The movement from target spot to target spot, and the changing positions of your body, also affect your aim. Use both the horizontal and vertical parts of your sight, or a bubble with a compound, to make sure you’re level.

Even a recurve archer that’s transitioning their aiming frame – the top shoulders – correctly might be affecting the arrow flight or aiming process in a way that’s causing one of the three targets in a triple spot to group off-centre. In practice, you want to fix it. In competition, perhaps it is better to understand it – and aim off?

3. Balance

Shooting at such a relatively short distance – 18 metres compared to 50 or 70 outdoors – can make the space feel small, like you don’t have much arrow flight to work with, and like you can get away with lapses in technique, particularly a messy release.

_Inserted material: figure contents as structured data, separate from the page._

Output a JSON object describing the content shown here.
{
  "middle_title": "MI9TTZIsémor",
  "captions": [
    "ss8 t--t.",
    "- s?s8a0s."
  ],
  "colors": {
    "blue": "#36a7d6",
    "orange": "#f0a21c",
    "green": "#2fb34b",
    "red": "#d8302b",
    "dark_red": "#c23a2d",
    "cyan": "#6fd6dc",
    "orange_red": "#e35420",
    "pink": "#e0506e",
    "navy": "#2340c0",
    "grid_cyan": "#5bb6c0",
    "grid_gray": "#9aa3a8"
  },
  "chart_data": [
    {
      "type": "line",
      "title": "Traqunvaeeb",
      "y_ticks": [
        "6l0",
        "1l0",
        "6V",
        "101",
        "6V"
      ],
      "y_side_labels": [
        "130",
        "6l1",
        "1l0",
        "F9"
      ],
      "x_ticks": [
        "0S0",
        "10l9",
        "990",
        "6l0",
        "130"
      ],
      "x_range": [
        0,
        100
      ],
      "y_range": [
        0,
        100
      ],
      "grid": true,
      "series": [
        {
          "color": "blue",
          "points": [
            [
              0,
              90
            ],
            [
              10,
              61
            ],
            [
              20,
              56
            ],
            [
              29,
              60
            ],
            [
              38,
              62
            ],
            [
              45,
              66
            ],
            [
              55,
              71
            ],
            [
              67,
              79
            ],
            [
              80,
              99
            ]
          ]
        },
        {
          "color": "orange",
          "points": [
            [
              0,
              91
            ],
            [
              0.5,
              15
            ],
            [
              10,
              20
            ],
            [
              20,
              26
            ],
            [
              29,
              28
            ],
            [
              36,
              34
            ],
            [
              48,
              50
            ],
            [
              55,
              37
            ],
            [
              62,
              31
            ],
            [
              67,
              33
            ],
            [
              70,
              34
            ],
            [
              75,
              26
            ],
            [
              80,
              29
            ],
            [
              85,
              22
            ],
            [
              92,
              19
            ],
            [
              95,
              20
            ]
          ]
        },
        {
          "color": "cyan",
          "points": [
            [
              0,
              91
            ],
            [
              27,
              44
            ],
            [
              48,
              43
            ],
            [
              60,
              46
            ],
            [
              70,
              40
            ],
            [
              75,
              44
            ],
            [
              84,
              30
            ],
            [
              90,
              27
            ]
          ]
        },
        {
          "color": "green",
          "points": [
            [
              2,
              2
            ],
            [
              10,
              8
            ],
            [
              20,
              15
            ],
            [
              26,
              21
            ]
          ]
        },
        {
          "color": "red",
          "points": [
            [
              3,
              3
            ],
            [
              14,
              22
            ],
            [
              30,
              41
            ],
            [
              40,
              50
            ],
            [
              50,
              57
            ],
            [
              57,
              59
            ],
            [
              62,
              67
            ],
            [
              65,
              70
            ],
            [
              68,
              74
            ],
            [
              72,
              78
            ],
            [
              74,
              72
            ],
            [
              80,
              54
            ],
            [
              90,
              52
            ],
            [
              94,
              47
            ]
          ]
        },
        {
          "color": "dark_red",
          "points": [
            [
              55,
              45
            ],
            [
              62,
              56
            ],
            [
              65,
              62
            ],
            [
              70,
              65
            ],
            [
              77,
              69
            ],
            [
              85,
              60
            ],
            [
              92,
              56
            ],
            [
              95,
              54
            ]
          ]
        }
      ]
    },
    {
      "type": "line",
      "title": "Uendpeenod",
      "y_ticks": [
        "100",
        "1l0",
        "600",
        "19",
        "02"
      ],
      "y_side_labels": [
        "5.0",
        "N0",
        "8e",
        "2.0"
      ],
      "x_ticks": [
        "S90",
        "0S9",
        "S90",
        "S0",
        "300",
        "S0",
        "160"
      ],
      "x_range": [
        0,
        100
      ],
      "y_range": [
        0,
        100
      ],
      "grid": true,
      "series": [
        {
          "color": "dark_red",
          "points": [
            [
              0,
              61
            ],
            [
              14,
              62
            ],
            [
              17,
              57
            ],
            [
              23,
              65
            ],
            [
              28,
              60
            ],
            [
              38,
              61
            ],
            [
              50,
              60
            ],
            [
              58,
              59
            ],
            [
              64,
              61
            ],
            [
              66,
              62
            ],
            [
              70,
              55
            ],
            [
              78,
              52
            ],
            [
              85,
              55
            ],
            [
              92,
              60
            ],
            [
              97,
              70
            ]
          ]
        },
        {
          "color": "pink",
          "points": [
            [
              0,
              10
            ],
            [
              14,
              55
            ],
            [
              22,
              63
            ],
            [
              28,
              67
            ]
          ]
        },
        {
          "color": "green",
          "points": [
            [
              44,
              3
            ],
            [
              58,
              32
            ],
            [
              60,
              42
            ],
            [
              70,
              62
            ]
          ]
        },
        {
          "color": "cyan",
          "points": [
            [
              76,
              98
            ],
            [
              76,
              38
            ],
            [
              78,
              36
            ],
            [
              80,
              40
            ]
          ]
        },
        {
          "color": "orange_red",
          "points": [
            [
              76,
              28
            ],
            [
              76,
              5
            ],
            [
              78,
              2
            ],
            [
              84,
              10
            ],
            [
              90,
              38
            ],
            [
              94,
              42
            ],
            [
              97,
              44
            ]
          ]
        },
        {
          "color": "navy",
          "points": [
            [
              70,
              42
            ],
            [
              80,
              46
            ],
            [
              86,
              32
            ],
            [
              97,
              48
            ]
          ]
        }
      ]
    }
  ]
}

But this shorter distance can actually prove more critical, especially if your bow isn’t perfectly tuned. With less time to straighten up in flight, ripped releases with a recurve or torque in the compound handle can cause arrows to effectively fly sideways, and on such small target faces, the errors end up being critical.

Archery is all about balance. Push in a straight line towards and away from the target, keep everything calm and centred, and you’ll avoid the frustrating fliers.

Above all, never forget that the stability of your aim is a direct consequence of the stability of your body position. Good training!

Marc Dellenbach is head coach at the World Archery Excellence Centre in Lausanne.